Il viaggio in Iraq, dice Papa Francesco, è stato un’esperienza di fraternità autentica, sia a livello interreligioso, sia all’interno della stessa comunità cristiana
di Michele Brambilla
L’udienza di mercoledì 10 marzo è dedicata, come accade di consueto dopo un importante viaggio apostolico, alla valutazione del recente pellegrinaggio di Papa Francesco in Iraq. Il Pontefice confida: «ho sentito forte il senso penitenziale di questo pellegrinaggio: non potevo avvicinarmi a quel popolo martoriato, a quella Chiesa martire, senza prendere su di me, a nome della Chiesa Cattolica, la croce che loro portano da anni; una croce grande, come quella posta all’entrata di Qaraqosh. L’ho sentito in modo particolare vedendo le ferite ancora aperte delle distruzioni, e più ancora incontrando e ascoltando i testimoni sopravvissuti alle violenze, alle persecuzioni, all’esilio», ma il Santo Padre ha potuto constatare anche la grande gioia con la quale i cristiani iracheni testimoniano ogni giorno la loro fede. La gente «aspettava» la visita papale da almeno cinque anni, «e nei loro occhi c’era la speranza» teologale.
Il Papa ribadisce: «il popolo iracheno ha diritto a vivere in pace, ha diritto a ritrovare la dignità che gli appartiene. Le sue radici religiose e culturali sono millenarie: la Mesopotamia è culla di civiltà; Baghdad è stata nella storia una città di primaria importanza, che ha ospitato per secoli la biblioteca più ricca del mondo. E che cosa l’ha distrutta? La guerra. Sempre la guerra è il mostro che, col mutare delle epoche, si trasforma e continua a divorare l’umanità», ma le responsabilità cambiano a seconda degli attori che calcano la scena della vicenda umana. Il Pontefice chiede: «chi vendeva le armi ai terroristi? Chi vende oggi le armi ai terroristi, che stanno facendo stragi in altre parti, pensiamo all’Africa per esempio? È una domanda a cui io vorrei che qualcuno rispondesse. La risposta non è la guerra ma la risposta è la fraternità. Questa è la sfida per l’Iraq, ma non solo: è la sfida per tante regioni di conflitto e, in definitiva, è la sfida per il mondo intero: la fraternità».

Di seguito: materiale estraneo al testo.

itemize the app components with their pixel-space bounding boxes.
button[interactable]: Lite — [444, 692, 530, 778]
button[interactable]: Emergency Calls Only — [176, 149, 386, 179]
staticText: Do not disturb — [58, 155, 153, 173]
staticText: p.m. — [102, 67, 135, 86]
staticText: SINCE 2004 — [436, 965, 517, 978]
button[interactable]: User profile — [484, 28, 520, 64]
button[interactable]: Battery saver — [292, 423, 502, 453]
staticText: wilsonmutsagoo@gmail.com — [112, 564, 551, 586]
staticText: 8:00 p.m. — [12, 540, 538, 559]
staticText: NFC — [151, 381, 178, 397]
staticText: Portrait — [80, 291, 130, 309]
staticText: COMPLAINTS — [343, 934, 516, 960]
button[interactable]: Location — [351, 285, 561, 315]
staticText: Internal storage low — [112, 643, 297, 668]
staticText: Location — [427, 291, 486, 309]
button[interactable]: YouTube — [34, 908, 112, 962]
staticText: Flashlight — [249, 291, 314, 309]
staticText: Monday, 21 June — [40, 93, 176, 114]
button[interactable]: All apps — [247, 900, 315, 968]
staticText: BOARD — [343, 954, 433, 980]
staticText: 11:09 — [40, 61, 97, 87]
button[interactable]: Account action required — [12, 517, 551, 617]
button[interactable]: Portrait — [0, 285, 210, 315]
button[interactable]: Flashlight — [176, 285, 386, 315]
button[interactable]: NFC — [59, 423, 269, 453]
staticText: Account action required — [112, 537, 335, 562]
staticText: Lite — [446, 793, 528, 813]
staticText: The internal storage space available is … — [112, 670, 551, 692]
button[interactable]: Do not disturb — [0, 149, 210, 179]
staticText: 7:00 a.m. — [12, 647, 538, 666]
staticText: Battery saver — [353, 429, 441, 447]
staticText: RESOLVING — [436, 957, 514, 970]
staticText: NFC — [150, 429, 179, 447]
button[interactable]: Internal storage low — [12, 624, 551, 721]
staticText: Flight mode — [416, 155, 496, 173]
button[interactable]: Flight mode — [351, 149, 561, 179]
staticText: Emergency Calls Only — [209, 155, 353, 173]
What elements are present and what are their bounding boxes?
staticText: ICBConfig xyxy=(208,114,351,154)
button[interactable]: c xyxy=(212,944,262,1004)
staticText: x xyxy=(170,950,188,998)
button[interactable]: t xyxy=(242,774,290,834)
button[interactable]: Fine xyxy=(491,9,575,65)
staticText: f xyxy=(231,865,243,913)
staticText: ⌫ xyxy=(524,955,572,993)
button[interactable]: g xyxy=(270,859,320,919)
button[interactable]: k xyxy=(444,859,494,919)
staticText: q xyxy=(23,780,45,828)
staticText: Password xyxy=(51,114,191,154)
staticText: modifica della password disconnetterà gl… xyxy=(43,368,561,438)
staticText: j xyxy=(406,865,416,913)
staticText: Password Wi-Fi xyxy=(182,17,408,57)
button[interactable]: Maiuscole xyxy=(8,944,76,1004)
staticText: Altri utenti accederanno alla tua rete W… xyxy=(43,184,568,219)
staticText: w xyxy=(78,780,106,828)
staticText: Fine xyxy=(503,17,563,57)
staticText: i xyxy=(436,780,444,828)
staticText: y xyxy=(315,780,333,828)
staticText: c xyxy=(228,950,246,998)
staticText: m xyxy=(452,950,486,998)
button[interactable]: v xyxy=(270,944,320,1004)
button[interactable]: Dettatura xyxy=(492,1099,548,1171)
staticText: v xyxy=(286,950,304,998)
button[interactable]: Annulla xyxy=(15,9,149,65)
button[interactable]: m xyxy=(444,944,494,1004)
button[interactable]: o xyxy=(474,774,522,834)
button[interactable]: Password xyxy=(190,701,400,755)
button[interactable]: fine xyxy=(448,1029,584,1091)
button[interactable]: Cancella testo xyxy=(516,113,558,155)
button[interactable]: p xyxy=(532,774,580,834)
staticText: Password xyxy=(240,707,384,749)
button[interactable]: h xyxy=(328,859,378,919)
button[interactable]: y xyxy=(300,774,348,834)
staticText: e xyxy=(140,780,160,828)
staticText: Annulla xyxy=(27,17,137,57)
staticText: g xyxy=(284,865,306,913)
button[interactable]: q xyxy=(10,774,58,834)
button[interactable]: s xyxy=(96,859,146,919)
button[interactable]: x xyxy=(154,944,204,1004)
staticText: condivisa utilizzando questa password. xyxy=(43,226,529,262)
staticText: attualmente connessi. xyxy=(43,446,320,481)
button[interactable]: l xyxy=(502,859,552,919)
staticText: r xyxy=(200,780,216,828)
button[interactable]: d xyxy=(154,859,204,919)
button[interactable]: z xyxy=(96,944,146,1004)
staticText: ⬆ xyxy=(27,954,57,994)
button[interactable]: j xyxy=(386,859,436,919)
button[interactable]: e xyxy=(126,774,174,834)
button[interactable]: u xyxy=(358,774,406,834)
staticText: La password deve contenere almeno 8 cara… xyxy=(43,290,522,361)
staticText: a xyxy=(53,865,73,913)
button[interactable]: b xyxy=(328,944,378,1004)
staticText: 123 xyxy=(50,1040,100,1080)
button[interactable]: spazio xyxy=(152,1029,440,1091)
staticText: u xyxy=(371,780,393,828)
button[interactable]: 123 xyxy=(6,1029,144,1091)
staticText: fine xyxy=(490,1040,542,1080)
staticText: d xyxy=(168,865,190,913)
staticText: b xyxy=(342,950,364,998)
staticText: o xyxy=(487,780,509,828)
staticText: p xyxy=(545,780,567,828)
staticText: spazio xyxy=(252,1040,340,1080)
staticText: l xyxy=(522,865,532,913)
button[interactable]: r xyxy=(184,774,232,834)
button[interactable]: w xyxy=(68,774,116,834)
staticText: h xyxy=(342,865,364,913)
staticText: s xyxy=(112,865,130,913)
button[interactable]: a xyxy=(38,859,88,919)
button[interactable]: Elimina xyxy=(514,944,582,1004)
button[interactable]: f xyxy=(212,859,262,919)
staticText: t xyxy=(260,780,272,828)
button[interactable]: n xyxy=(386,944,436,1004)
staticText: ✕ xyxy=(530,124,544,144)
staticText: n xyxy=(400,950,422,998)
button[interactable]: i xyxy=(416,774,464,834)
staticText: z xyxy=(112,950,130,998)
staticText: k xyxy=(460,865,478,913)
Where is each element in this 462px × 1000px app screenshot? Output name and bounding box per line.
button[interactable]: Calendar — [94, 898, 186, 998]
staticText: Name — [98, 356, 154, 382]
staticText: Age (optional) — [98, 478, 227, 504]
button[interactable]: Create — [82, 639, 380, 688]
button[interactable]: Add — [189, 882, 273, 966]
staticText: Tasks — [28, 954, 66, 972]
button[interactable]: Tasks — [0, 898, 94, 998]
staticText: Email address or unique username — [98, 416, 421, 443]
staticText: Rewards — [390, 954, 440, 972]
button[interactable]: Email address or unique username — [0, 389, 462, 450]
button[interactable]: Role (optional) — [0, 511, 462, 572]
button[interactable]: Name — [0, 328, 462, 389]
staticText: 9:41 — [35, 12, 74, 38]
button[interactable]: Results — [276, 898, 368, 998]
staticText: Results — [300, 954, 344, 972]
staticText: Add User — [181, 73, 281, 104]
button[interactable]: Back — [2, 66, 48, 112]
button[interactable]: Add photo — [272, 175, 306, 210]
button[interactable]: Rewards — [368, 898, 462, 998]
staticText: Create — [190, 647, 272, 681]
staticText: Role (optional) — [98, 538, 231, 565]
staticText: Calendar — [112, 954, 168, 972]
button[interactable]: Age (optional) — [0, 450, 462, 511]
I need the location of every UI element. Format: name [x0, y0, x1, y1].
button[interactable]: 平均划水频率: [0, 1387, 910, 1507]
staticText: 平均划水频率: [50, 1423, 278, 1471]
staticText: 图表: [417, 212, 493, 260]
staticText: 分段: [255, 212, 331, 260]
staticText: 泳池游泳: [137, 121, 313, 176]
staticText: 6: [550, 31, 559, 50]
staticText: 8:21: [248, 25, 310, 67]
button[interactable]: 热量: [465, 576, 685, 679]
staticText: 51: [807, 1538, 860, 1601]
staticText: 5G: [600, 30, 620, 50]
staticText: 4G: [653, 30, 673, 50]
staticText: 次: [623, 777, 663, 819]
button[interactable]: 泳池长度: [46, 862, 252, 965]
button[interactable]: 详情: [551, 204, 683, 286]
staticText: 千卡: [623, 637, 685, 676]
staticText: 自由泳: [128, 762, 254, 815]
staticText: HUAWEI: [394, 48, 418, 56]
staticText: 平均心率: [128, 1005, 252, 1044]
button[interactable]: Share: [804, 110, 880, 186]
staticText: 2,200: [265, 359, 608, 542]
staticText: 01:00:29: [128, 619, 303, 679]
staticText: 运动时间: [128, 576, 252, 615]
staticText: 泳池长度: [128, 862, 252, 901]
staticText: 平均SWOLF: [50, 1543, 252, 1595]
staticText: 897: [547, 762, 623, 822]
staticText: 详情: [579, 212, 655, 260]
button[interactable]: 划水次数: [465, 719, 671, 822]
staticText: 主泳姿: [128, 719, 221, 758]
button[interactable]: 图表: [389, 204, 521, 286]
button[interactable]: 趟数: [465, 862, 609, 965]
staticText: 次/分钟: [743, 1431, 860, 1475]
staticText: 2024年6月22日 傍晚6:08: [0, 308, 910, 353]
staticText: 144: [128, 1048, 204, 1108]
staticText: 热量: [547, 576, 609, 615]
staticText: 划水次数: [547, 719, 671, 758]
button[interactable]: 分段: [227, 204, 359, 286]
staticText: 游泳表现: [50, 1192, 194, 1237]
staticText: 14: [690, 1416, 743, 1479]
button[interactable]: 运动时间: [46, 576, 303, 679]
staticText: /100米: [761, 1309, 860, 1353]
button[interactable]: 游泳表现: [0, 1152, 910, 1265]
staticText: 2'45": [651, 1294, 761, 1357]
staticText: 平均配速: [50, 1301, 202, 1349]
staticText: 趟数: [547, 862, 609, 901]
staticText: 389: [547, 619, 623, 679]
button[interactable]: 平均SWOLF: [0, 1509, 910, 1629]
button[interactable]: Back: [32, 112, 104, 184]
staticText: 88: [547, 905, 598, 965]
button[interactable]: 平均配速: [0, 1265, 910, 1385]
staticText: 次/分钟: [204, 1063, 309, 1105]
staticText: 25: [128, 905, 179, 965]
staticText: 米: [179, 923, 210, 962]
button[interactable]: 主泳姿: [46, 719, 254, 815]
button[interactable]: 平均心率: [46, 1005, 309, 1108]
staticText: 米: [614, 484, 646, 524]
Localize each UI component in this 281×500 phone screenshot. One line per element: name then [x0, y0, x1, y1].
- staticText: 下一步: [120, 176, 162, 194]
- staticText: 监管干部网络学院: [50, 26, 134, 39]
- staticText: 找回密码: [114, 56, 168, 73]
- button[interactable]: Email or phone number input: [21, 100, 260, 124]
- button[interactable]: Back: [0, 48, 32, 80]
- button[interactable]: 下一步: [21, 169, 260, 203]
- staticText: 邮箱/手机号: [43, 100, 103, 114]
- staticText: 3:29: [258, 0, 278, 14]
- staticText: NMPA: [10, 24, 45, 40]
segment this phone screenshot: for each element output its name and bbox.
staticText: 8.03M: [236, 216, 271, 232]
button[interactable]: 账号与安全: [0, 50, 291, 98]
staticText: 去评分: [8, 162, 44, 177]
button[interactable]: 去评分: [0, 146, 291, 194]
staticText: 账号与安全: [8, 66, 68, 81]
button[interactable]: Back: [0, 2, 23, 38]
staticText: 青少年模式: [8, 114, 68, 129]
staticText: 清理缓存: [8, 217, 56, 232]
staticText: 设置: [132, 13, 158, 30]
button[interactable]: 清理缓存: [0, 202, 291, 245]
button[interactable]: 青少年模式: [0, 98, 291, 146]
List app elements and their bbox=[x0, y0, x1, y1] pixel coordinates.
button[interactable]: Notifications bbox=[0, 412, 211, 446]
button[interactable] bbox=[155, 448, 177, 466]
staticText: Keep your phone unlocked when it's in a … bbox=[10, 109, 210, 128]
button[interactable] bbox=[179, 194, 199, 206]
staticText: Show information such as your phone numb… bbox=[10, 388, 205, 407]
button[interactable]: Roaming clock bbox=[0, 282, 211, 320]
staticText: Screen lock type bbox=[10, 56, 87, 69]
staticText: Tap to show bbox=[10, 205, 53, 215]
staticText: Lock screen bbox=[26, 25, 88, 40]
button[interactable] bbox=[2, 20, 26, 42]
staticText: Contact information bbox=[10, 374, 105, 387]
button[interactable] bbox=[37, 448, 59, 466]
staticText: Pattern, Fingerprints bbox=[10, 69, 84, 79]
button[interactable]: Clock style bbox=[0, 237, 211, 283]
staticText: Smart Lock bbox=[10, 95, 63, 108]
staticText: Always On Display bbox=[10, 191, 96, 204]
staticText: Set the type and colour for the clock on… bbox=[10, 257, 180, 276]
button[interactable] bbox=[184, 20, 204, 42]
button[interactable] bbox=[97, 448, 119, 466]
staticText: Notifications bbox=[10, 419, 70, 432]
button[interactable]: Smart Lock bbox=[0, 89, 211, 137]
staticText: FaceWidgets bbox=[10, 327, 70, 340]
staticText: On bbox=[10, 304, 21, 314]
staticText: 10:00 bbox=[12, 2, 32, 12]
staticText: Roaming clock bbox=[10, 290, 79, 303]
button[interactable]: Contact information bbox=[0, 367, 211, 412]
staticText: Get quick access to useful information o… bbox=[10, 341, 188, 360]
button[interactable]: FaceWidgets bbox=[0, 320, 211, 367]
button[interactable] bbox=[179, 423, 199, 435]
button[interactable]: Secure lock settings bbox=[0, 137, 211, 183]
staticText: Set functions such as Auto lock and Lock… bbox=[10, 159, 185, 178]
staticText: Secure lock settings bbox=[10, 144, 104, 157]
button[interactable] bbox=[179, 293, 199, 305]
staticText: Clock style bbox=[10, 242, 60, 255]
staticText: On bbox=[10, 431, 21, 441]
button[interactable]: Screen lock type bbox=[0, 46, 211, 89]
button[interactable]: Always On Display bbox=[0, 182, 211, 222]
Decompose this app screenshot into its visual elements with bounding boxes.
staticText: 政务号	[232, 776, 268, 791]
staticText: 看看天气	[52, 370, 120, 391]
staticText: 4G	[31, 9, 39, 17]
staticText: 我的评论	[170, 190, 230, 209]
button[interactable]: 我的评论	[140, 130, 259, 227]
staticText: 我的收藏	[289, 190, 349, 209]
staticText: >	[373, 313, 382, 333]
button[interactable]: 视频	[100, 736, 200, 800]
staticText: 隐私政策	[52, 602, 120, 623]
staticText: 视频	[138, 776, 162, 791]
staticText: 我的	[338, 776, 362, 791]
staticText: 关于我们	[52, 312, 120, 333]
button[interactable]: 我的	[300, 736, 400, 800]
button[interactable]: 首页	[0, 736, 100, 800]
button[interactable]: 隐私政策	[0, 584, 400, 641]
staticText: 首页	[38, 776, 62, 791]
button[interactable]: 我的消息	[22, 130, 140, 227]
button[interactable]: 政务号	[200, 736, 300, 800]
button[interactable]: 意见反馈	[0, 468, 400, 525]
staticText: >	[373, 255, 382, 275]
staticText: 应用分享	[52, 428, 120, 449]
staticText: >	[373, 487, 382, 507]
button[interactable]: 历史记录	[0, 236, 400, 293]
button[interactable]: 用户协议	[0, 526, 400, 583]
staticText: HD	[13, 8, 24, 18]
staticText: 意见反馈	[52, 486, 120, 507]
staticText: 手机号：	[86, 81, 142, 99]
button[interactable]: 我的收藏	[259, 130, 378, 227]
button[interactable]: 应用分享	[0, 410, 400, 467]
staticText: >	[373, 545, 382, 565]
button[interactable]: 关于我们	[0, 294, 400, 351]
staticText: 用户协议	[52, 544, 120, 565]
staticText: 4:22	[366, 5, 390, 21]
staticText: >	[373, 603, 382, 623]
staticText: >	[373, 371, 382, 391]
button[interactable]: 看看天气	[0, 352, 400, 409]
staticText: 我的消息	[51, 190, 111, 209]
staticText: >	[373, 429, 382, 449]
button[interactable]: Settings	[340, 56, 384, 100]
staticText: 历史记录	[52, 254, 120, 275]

Riecheggiano i toni del documento sulla fratellanza umana di Abu Dhabi, ma anche dell’enciclica Fratelli tutti, che hanno trovato ulteriore conferma nell’incontro interreligioso avvenuto tra le rovine di Ur dei Caldei, città sumera dalla quale partì il patriarca Abramo: «Abramo è padre nella fede perché ascoltò la voce di Dio che gli prometteva una discendenza, lasciò tutto e partì. Dio è fedele alle sue promesse e ancora oggi guida i nostri passi di pace, guida i passi di chi cammina in Terra con lo sguardo rivolto al Cielo. E a Ur, stando insieme sotto quel cielo luminoso, lo stesso cielo nel quale il nostro padre Abramo vide noi, sua discendenza, ci è sembrata risuonare ancora nei cuori quella frase: Voi siete tutti fratelli», il “motto” dell’intero viaggio in Iraq. Il Papa rimarca che «l’occupazione dell’Isis ha causato la fuga di migliaia e migliaia di abitanti, tra cui molti cristiani di diverse confessioni e altre minoranze perseguitate, specialmente gli yazidi. È stata rovinata l’antica identità di queste città. Adesso si sta cercando faticosamente di ricostruire; i musulmani invitano i cristiani a ritornare, e insieme restaurano chiese e moschee. Fratellanza, è lì», una fratellanza molto concreta, alla quale esorta tutti sull’esempio dei cattolici polacchi: «vi ringrazio per le preghiere con le quali mi avete accompagnato in questo pellegrinaggio. Ringrazio anche per la vostra opera di misericordia in favore dei cristiani in Iraq e, particolarmente, a Mosul. Vi incoraggio a pregare per la fraternità e la pace nel mondo intero».